According to the research report released by Zhongtai International, although China Water's (00855) water supply operation revenue fell by 1.3% YoY, if the impact of RMB exchange rate fluctuations is excluded, the revenue increased by 4.5% YoY to RMB 3.01 billion under a 2.6% YoY growth in water supply.
According to the research report released by Zhongtai International on Smart Finance, the main reason for the lower-than-expected performance of China Water (00855) was the 1.3% YoY decrease in water supply operation revenue. However, if the impact of RMB exchange rate fluctuations is excluded, the revenue increased by 4.5% YoY to RMB 3.01 billion under a 2.6% YoY growth in water supply. In addition, the performance was also affected by the weak real estate market, cautious expansion of pipeline direct drinking water business, and retreat of non-core businesses. Based on the FY24 performance and outlook, Zhongtai International set the target price for China Water at HKD 6.30, corresponding to 6.5 times FY25 P/E ratio and a 21.9% upside. It maintains a "buy" rating.
Zhongtai International also continued to say that the total revenue of the pipeline direct drinking water business increased by 31.4% YoY to RMB 1.72 billion in FY24 (accounting for 13.4% of the company's total revenue), with growth rate lower than that of FY23's 88.9%. Considering the capital needs and market risks, the bank expects the business to develop at a more reasonable pace.
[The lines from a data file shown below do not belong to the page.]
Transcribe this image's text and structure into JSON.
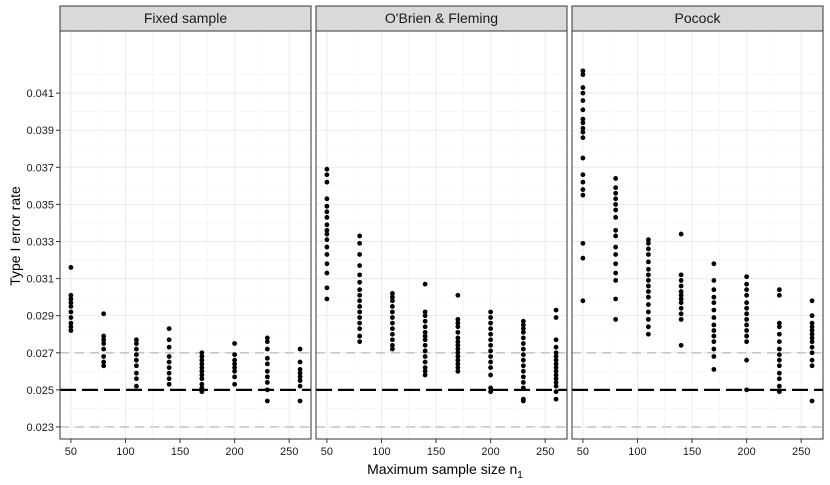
{
  "chart_data": {
    "type": "scatter",
    "facet_titles": [
      "Fixed sample",
      "O'Brien & Fleming",
      "Pocock"
    ],
    "xlabel": "Maximum sample size n",
    "xlabel_subscript": "1",
    "ylabel": "Type I error rate",
    "xlim": [
      40,
      270
    ],
    "ylim": [
      0.02235,
      0.04435
    ],
    "x_ticks": [
      50,
      100,
      150,
      200,
      250
    ],
    "y_ticks": [
      0.023,
      0.025,
      0.027,
      0.029,
      0.031,
      0.033,
      0.035,
      0.037,
      0.039,
      0.041
    ],
    "y_tick_labels": [
      "0.023",
      "0.025",
      "0.027",
      "0.029",
      "0.031",
      "0.033",
      "0.035",
      "0.037",
      "0.039",
      "0.041"
    ],
    "reference_lines": [
      {
        "y": 0.025,
        "style": "dashed",
        "color": "#000000"
      },
      {
        "y": 0.023,
        "style": "dashed",
        "color": "#c8c8c8"
      },
      {
        "y": 0.027,
        "style": "dashed",
        "color": "#c8c8c8"
      }
    ],
    "grid": true,
    "colors": {
      "points": "#000000",
      "strip": "#d9d9d9",
      "panel_border": "#333333",
      "grid": "#ebebeb"
    },
    "panels": [
      {
        "title": "Fixed sample",
        "points": [
          {
            "x": 50,
            "y": [
              0.0316,
              0.0301,
              0.0299,
              0.0297,
              0.0295,
              0.0292,
              0.0289,
              0.0286,
              0.0284,
              0.0282
            ]
          },
          {
            "x": 80,
            "y": [
              0.0291,
              0.0279,
              0.0277,
              0.0275,
              0.0272,
              0.0268,
              0.0265,
              0.0263
            ]
          },
          {
            "x": 110,
            "y": [
              0.0277,
              0.0275,
              0.0272,
              0.0269,
              0.0266,
              0.0263,
              0.0259,
              0.0256,
              0.0252
            ]
          },
          {
            "x": 140,
            "y": [
              0.0283,
              0.0277,
              0.0273,
              0.0268,
              0.0265,
              0.0262,
              0.0259,
              0.0256,
              0.0253
            ]
          },
          {
            "x": 170,
            "y": [
              0.027,
              0.0268,
              0.0266,
              0.0264,
              0.0262,
              0.026,
              0.0258,
              0.0256,
              0.0253,
              0.0251,
              0.0249
            ]
          },
          {
            "x": 200,
            "y": [
              0.0275,
              0.0269,
              0.0266,
              0.0264,
              0.0262,
              0.026,
              0.0257,
              0.0253
            ]
          },
          {
            "x": 230,
            "y": [
              0.0278,
              0.0276,
              0.0272,
              0.0267,
              0.0264,
              0.026,
              0.0257,
              0.0254,
              0.025,
              0.0244
            ]
          },
          {
            "x": 260,
            "y": [
              0.0272,
              0.0265,
              0.0261,
              0.0259,
              0.0257,
              0.0255,
              0.0252,
              0.0244
            ]
          }
        ]
      },
      {
        "title": "O'Brien & Fleming",
        "points": [
          {
            "x": 50,
            "y": [
              0.0369,
              0.0366,
              0.0362,
              0.0353,
              0.0349,
              0.0346,
              0.0343,
              0.0339,
              0.0336,
              0.0334,
              0.0331,
              0.0327,
              0.0323,
              0.0318,
              0.0313,
              0.0305,
              0.0299
            ]
          },
          {
            "x": 80,
            "y": [
              0.0333,
              0.0329,
              0.0323,
              0.0317,
              0.0312,
              0.0308,
              0.0304,
              0.0301,
              0.0298,
              0.0295,
              0.0292,
              0.0289,
              0.0286,
              0.0283,
              0.0279,
              0.0276
            ]
          },
          {
            "x": 110,
            "y": [
              0.0302,
              0.03,
              0.0298,
              0.0295,
              0.0292,
              0.0289,
              0.0286,
              0.0283,
              0.028,
              0.0277,
              0.0274,
              0.0272
            ]
          },
          {
            "x": 140,
            "y": [
              0.0307,
              0.0292,
              0.029,
              0.0287,
              0.0284,
              0.0281,
              0.0279,
              0.0277,
              0.0274,
              0.0271,
              0.0268,
              0.0265,
              0.0262,
              0.026,
              0.0258
            ]
          },
          {
            "x": 170,
            "y": [
              0.0301,
              0.0288,
              0.0286,
              0.0284,
              0.0281,
              0.0278,
              0.0276,
              0.0274,
              0.0272,
              0.027,
              0.0268,
              0.0266,
              0.0264,
              0.0262,
              0.026
            ]
          },
          {
            "x": 200,
            "y": [
              0.0292,
              0.0289,
              0.0286,
              0.0283,
              0.028,
              0.0277,
              0.0274,
              0.0271,
              0.0268,
              0.0265,
              0.0262,
              0.0258,
              0.0251,
              0.0249
            ]
          },
          {
            "x": 230,
            "y": [
              0.0287,
              0.0285,
              0.0283,
              0.0281,
              0.0278,
              0.0275,
              0.0272,
              0.0269,
              0.0266,
              0.0263,
              0.026,
              0.0257,
              0.0254,
              0.0251,
              0.0245,
              0.0244
            ]
          },
          {
            "x": 260,
            "y": [
              0.0293,
              0.0289,
              0.0277,
              0.0273,
              0.027,
              0.0268,
              0.0266,
              0.0264,
              0.0262,
              0.026,
              0.0258,
              0.0256,
              0.0254,
              0.0252,
              0.0249,
              0.0245
            ]
          }
        ]
      },
      {
        "title": "Pocock",
        "points": [
          {
            "x": 50,
            "y": [
              0.0422,
              0.042,
              0.0413,
              0.041,
              0.0406,
              0.0401,
              0.0396,
              0.0394,
              0.0391,
              0.0389,
              0.0386,
              0.0375,
              0.0366,
              0.0362,
              0.0358,
              0.0355,
              0.0329,
              0.0321,
              0.0298
            ]
          },
          {
            "x": 80,
            "y": [
              0.0364,
              0.0359,
              0.0356,
              0.0353,
              0.035,
              0.0347,
              0.0343,
              0.0336,
              0.0333,
              0.0327,
              0.0323,
              0.0318,
              0.0313,
              0.0309,
              0.0299,
              0.0288
            ]
          },
          {
            "x": 110,
            "y": [
              0.0331,
              0.0329,
              0.0326,
              0.0323,
              0.0319,
              0.0315,
              0.0312,
              0.0309,
              0.0306,
              0.0303,
              0.03,
              0.0296,
              0.0292,
              0.0288,
              0.0284,
              0.028
            ]
          },
          {
            "x": 140,
            "y": [
              0.0334,
              0.0312,
              0.0309,
              0.0306,
              0.0303,
              0.0301,
              0.0299,
              0.0297,
              0.0294,
              0.0291,
              0.0288,
              0.0274
            ]
          },
          {
            "x": 170,
            "y": [
              0.0318,
              0.0309,
              0.0304,
              0.03,
              0.0297,
              0.0293,
              0.0289,
              0.0285,
              0.0282,
              0.0279,
              0.0276,
              0.0272,
              0.0268,
              0.0261
            ]
          },
          {
            "x": 200,
            "y": [
              0.0311,
              0.0307,
              0.0304,
              0.0301,
              0.0297,
              0.0294,
              0.0291,
              0.0288,
              0.0285,
              0.0282,
              0.0279,
              0.0276,
              0.0266,
              0.025
            ]
          },
          {
            "x": 230,
            "y": [
              0.0304,
              0.0301,
              0.0286,
              0.0284,
              0.028,
              0.0276,
              0.0272,
              0.0269,
              0.0266,
              0.0263,
              0.0259,
              0.0256,
              0.0252,
              0.0249
            ]
          },
          {
            "x": 260,
            "y": [
              0.0298,
              0.029,
              0.0286,
              0.0284,
              0.0282,
              0.028,
              0.0278,
              0.0276,
              0.0273,
              0.027,
              0.0266,
              0.0263,
              0.0244
            ]
          }
        ]
      }
    ]
  }
}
In addition, four projects of China Water received price increases in FY24, with half in water supply and half in sewage treatment. Among them, two water supply projects are located in Hanchuan, Hubei and Huaihua, Hunan, with a combined operating capacity of 65,000 tons/day, accounting for only 0.1% of the company's total water supply capacity. However, the company indicated that more than 20 water supply projects have initiated price adjustment applications pending government review, accounting for about one third of the company's total water supply capacity. If all price adjustment applications are approved, the bank expects that it will be fully reflected no earlier than FY26.